It is important to understand how this assembly works. The swing arm bolt, along with the two steel bushings and center spacer, become a structural frame component when installed. Those parts get clamped fair down between the two sides of the frame, and the swingarm and its soft bushings (the factory ones are plastic) spin on this fixed assembly. Radial play is controlled by the bore of the soft bushings, and axial play is controlled by shimming between the frame and swingarm. Actually, on a TX500, the shims are located between the dust covers and the ends of the soft bushings. Likely you have not removed enough material from the frame to be of concern, but you want to file the area flat and perpendicular to the axle. If the face is angled, there will be excess pressure on one spot and axial play will wear prematurely. The missing material on the frame has no effect on the axial play itself, but if the face is not perpendicular, it will wear only in one spot instead of the entire face. You would have to remove a pretty good bit of material from the frame before it becomes a problem requiring a spacer to fill the gap. The axial play is determined by the difference in span of the stack of the two steel bushings and center spacer, and the stack of the two soft bushings and swingarm. When you assemble everything, you will simply tighten the bolt until the frame sides get pulled in tight to the center spacer/steel bushing stack. This will pull the frame sides together slightly more than before but very likely it will make no difference. Most Yamaha engines of that period are mounted to a horizontal cross member, so the engine installation will not interact with the swing arm installation.

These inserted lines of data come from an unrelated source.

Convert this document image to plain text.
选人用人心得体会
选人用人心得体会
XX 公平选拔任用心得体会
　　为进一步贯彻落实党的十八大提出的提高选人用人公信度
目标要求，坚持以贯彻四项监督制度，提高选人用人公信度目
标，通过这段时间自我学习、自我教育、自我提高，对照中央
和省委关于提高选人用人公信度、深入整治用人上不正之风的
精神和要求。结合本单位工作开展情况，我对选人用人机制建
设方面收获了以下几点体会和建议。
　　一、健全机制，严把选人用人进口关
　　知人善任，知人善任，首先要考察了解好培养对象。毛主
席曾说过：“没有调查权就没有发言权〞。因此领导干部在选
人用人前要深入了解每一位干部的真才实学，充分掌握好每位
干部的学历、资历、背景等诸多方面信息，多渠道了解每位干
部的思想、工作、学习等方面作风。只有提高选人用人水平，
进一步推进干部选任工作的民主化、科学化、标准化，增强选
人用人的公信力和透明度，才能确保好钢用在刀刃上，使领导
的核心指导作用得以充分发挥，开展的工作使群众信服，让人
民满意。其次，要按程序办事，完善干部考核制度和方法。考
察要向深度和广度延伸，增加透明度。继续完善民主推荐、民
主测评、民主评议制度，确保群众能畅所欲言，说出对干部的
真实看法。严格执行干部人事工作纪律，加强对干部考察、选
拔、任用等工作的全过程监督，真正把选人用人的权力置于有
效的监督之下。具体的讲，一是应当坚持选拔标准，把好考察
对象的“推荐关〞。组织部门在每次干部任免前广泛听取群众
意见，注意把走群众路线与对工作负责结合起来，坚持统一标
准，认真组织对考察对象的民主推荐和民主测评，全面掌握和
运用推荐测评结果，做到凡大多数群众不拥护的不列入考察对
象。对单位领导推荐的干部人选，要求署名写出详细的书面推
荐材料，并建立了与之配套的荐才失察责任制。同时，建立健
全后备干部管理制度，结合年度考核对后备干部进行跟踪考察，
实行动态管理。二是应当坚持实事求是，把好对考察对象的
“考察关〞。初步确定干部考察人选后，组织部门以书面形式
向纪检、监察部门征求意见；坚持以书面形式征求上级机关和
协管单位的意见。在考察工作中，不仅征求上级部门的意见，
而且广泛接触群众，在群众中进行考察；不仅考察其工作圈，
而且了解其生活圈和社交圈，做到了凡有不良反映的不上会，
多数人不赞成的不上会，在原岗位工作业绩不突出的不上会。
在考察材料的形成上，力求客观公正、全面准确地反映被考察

File the area flat and perpendicular, and trial fit the dust covers, shims, steel bushings and center spacer into the frame without the swingarm. Without tightening the pivot bolt, look and see how much axial (side to side) play there is between the two sides of the frame. This is how much you will be moving the frame when you tighten it down. If you can tighten it down tight reasonable easily (tight is clamping the parts very tightly between the frame sides, not how hard it is to turn the nut) you should be fine. If it is a big gap, get a ground spacer/shim from a bearing house, or find a really close washer. It's ok to be bending the frame sides in slightly when you tighten the bolt. Just remember, the bolt is intended to be completely tight. It is not any sort of adjustment for the swing arm axial play.
Once you get that sorted out, assemble it again with the swingarm included. It needs to be operating room clean and lubed with some very light oil. Properly assembled and shimmed, there should be ZERO discernible play either radially or axially. If there is axial play, add shims. You can get them from a bearing supply. Likely there are some already inside the dust caps. They are razor thin and usually overlooked by a lot of people - usually glued in with old grease pretty good and easily mistaken for part of the cap. If there are none and you need some, get them from a bearing supply. They should fit pretty closely inside the cap, but have an inside diameter larger than the OD of the steel inner bushings. When you get zero play, take it apart and re assemble everything with wheel bearing grease. It should be quite tight - enough that the arm barely falls from its own weight when held horizontal. Don't worry - it will get a lot freer once you start riding.